Я пошел медленно-медленно, оглядываясь через плечо на Бориса и, споткнувшись обо что-то, шлепнулся на пол. Надзиратели устраивали в коридорах ловушки, клали вблизи камер скатанные валиком длинные толстые половики. Если идущий по коридору арестант пялит глаза на камеру, что нежелательно, он обязательно споткнется в полутьме, а иногда и упадет. Поднимаясь, я снова услышал голос Бориса:
— И Сергей Колбасьев здесь! — А затем разрывающий душу крик:
— Миша, скажи, что я…
Кому и что сказать — осталось неизвестным. Это и сейчас мучает меня. Душу разрывал его последний крик, а я уже бежал по коридору, подгоняемый конвоиром.
Так вот почему Лещенко подсовывал мне фамилии Корнилова и Колбасьева! Хотел захлестнуть нас одной петлей. Раскрыта подпольная контрреволюционная организация писателей! Верное повышение по службе! Не встречусь ли я с моими друзьями в кабинете Лещенко? Он ведь настойчив и энергичен. Что ж, я хотел бы этого. Нам не страшно будет смотреть друг другу в глаза.
Мы не встретились. Моя встреча с Борисом в тюремном коридоре была последней. И Сергея Колбасьева я не увидел…
Я забегу вперед. О трагическом конце Бориса я узнал в Тайшетском лагере, когда с нас было снято запрещение переписки. Родственники мои, знавшие о моей дружбе с Борисом, дружбе многолетней, начавшейся в «Резце», прислали мне фотоснимок с его живописного портрета. До сих пор не знаю, кто из ленинградских художников писал Бориса. Это фото, без каких-либо надписей, но с тоненькой траурной окантовкой, объяснило мне все. Погиб замечательный поэт. Перечитайте его стихи и вы поймете, какого художника мы потеряли. Он реабилитирован посмертно. Чуткая наша молодежь достойно почтила память погибшего поэта. Учащиеся средней школы города Семенова Горьковской области, где Борис провел детские годы, просили переименовать одну из городских улиц в улицу Бориса Корнилова. Их просьба исполнена.
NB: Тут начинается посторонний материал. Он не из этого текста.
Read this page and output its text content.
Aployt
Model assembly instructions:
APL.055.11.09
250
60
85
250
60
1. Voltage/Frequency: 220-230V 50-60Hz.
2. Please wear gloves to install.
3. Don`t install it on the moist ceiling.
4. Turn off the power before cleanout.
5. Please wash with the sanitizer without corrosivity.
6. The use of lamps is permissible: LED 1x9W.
Поэт-жизнелюб, он так писал о смерти:
И это продолжение жизни есть, оно в стихах Бориса Корнилова.
О безвременной кончине Сергея Колбасьева я узнал еще позднее и при очень странных обстоятельствах. Выше я уже писал о реабилитировавшем меня постановлении военного трибунала. Постановление это было напечатано на машинке, помнится, на четырех листах. Дочитав до последней строки, до подписей, я обнаружил, что к моим бумагам подколото еще несколько листов с таким же машинописным шрифтом. Оказалось, что, по небрежности канцеляриста, к моей реабилитации была подколота и реабилитация Сергея Колбасьева, но посмертная. Он был расстрелян по ложному доносу какой-то Паулинь, объявившей его финским шпионом. Позднее, во время пересмотра дела Колбасьева в трибунале, она отказалась от своих показаний. Убила человека и покаялась!
Я долго сидел, стиснув голову руками, над канцелярской бумажкой, рассказавшей о бессмысленной смерти честного и талантливого человека. Сидевший напротив меня майор смотрел на меня сочувственно. Он решил, наверное, что я потрясен неожиданной реабилитацией. А я думал о Сергее, о его последних минутах, о его предсмертной тоске и томлении…
Я влюблен в его морские повести и рассказы: «Салажонок», «Арсен Люпен», «Поворот все вдруг», «Правила совместного плавания». В них романтика моря и романтика опасной, тяжелой и красивой морской службы. Он был и поэтом.
«Добрый моряк и добрый писатель», — как хорошо сказал о Сергее Адамовиче Н. С. Тихонов, прошел в своей жизни немало минных полей (надо пройти!) и погиб на мине, подброшенной подлой рукой.
Адриана Ивановича Пиотровского я видел в камере в последний раз. О его конце я узнал только в этом году, в Ленинградском отделении Союза писателей. Он реабилитирован, тоже посмертно, в 1957 году. Дружбу мою с этим мужественным, красивым и нежным человеком, завязавшуюся и оборвавшуюся в тюрьме, я считаю счастьем моей жизни. Снят запрет и с его блестящего имени. На днях я с волнением прочитал в журналах, что вскоре выйдут на свет его переводы комедий Аристофана, славного афинянина, приходившего в нашу тюремную камеру, чтобы вдохнуть в нас мужество и веру.
Сотрудники Адриана Ивановича по «Ленфильму» рассказывают, что, когда Адриан Иванович был недоволен кинокартиной, спектаклем, чьим-нибудь романом, он говорил: «Не хватает ветра. Ветра нет!»